Tanner filed suit against Stryker Corporation in Federal District Court, alleging that by terminating his employment the company had interfered with his FMLA rights and retaliated against him for exercising those rights. However, the District Court granted Stryker’s motion for summary judgment and dismissed Tanner’s claims. Tanner appealed this decision to the Eleventh Circuit.
Tanner’s arguments on appeal primarily hinged on his theory that the FMLA must be read to cover all forms of pre-birth leave. However, the Eleventh Circuit disagreed. Based on its plain reading of the FMLA’s text, the Court found no language which defined leave “because of the birth of a son or daughter” to include pre-birth absences. Indeed, the FMLA specifically states that an employee’s 12-week entitlement to such parental leave expires at the end of the 12-month period “beginning on the date of such birth.” Accordingly, the Court concluded that the FMLA imposes a temporal limitation on when leave for the birth of a child may be taken, and that such time period begins when the child is born and not before.
Referring to Department of Labor Regulations, the Court cited the only limited exceptions to this temporal restriction which have been recognized by the DOL: 1) when the expectant mother becomes incapacitated due to her pregnancy, or for prenatal care; 2) when a spouse is needed to care for the pregnant spouse who is incapacitated due to the pregnancy, or if needed to care for that spouse during her prenatal care; and 3) when needed by adoptive or foster parents to proceed with the placement of a child for adoption or foster care.
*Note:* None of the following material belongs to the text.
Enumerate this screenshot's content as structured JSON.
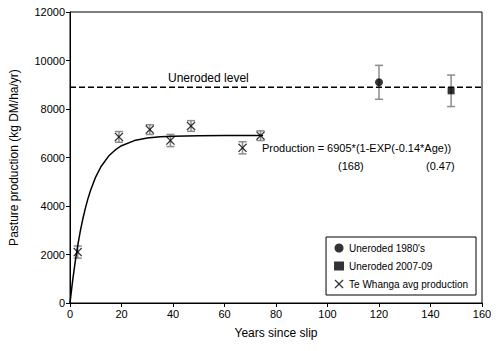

Here, none of these limited types of pre-birth leave applied to Tanner. He was neither an adoptive or foster parent, nor a spouse of a pregnant individual needed to care for that person because of incapacity due to the pregnancy or for prenatal care. Therefore, the Court concluded that there was no statutory basis for extending FMLA leave benefits to Tanner’s particular circumstances; namely, his absence from work while waiting for his child to be born.
This case highlights for employers the importance of fully understanding the technical provisions of the FMLA and DOL Regulations regarding what forms of absence are protected. Communication with employees regarding their need for leave, and a thorough review of the facts and circumstances supporting such requests, are essential to making justifiable decisions regarding whether absences are protected or whether they may be properly counted as unexcused under a consistently-applied attendance policy. Misclassification of absences and taking adverse employment actions based on such absences can lead to significant legal liability. Employers are encouraged to consult with employment counsel when uncertain as to whether an absence or leave request may be protected under the FMLA or other applicable law.